The Story
Why it exists.
The beginning
Pollination was born from a childhood obsession. Alia Raza spent her early years watching the silent negotiation between pollinators and flowers, that slow, inevitable transaction of pollen and nectar. Years later, as a perfumer, she wanted to bottle the feeling of a perfect spring day: sun-dappled leaves, hummingbirds hovering at pink blossoms, the faint buzz of bees working the garden. The name isn't metaphorical. It's literal. A tiny perfume of nectar, petals, and honey, handmade and limited, an ode to the erotic ballet of pollination.

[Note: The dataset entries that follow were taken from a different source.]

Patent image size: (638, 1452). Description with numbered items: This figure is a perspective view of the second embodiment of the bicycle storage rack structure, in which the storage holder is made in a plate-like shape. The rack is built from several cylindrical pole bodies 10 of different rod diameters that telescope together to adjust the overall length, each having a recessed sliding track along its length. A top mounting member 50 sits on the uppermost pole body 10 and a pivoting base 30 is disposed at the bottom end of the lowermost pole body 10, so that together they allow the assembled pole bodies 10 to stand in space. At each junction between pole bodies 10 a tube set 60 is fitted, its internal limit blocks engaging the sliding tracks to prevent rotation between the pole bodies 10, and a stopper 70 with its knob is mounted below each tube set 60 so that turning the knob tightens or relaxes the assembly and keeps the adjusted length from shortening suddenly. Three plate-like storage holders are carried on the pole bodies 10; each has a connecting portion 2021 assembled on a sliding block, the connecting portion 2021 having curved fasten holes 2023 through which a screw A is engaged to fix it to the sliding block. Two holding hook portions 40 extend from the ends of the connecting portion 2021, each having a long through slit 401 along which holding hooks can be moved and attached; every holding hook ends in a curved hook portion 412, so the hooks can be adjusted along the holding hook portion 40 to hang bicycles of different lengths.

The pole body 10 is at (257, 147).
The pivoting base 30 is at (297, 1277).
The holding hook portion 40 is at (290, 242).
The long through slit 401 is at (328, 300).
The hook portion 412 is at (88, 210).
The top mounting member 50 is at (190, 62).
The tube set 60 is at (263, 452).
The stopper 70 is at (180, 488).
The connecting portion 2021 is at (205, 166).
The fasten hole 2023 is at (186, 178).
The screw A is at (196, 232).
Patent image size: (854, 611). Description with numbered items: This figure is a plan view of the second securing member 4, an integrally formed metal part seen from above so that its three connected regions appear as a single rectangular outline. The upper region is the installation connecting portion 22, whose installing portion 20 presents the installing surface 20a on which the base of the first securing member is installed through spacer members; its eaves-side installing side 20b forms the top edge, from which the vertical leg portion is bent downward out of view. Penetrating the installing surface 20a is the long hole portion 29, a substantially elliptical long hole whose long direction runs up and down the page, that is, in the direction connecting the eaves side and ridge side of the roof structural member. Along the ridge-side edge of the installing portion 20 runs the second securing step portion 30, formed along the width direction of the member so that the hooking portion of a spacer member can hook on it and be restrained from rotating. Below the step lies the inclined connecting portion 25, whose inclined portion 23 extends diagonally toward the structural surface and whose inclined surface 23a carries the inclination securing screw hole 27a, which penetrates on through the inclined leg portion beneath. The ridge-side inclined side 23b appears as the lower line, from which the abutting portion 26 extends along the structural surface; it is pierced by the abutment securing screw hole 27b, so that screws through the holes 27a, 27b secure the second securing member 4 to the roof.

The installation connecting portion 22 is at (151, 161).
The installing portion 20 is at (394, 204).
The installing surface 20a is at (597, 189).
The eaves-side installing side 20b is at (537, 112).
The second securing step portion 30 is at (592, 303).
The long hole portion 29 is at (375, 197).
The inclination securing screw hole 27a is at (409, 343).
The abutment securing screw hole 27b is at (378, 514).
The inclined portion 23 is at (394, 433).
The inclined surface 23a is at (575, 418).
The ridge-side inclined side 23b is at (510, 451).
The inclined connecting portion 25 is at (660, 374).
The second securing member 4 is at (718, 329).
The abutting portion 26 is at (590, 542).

What makes Pollination unusual is the beeswax absolute. It's not a supporting player, it's a structural choice. Beeswax brings a waxy, animalic depth that most perfumers either avoid or bury under sweeter materials. Here, it sits alongside honey and rose nectar, amplifying the floral sweetness while adding a resinous, almost balsamic counterweight. The suede in the base isn't decorative either. It softens the honey's stickiness, adding a tactile warmth that makes the drydown feel worn rather than eaten.
The evolution
The opening is polite. Freesia and violet arrive first, delicate, powdery, the kind of floral that announces itself without shouting. Bergamot keeps it bright for the first thirty minutes. Then the beeswax starts to assert itself. The honey deepens. This is where Pollination becomes itself, resinous, golden, a little insistent. The rose nectar and orange blossom bloom underneath, but they're not fighting for attention. By the second hour, the beeswax has settled into something warmer. Vanilla and suede take over the drydown, wrapping the composition in a soft, powdery warmth that lingers close to the skin. On some skin, the beeswax stays longer than expected. On others, the vanilla carries the final hours alone.
Cultural impact
Pollination is a limited handmade release from a house known for experimental florals and artistic narratives. The beeswax-honey axis puts it in rare territory, sweet enough to attract, animalic enough to linger. Wearers describe it as the scent of a sun-drenched garden with something alive working the flowers.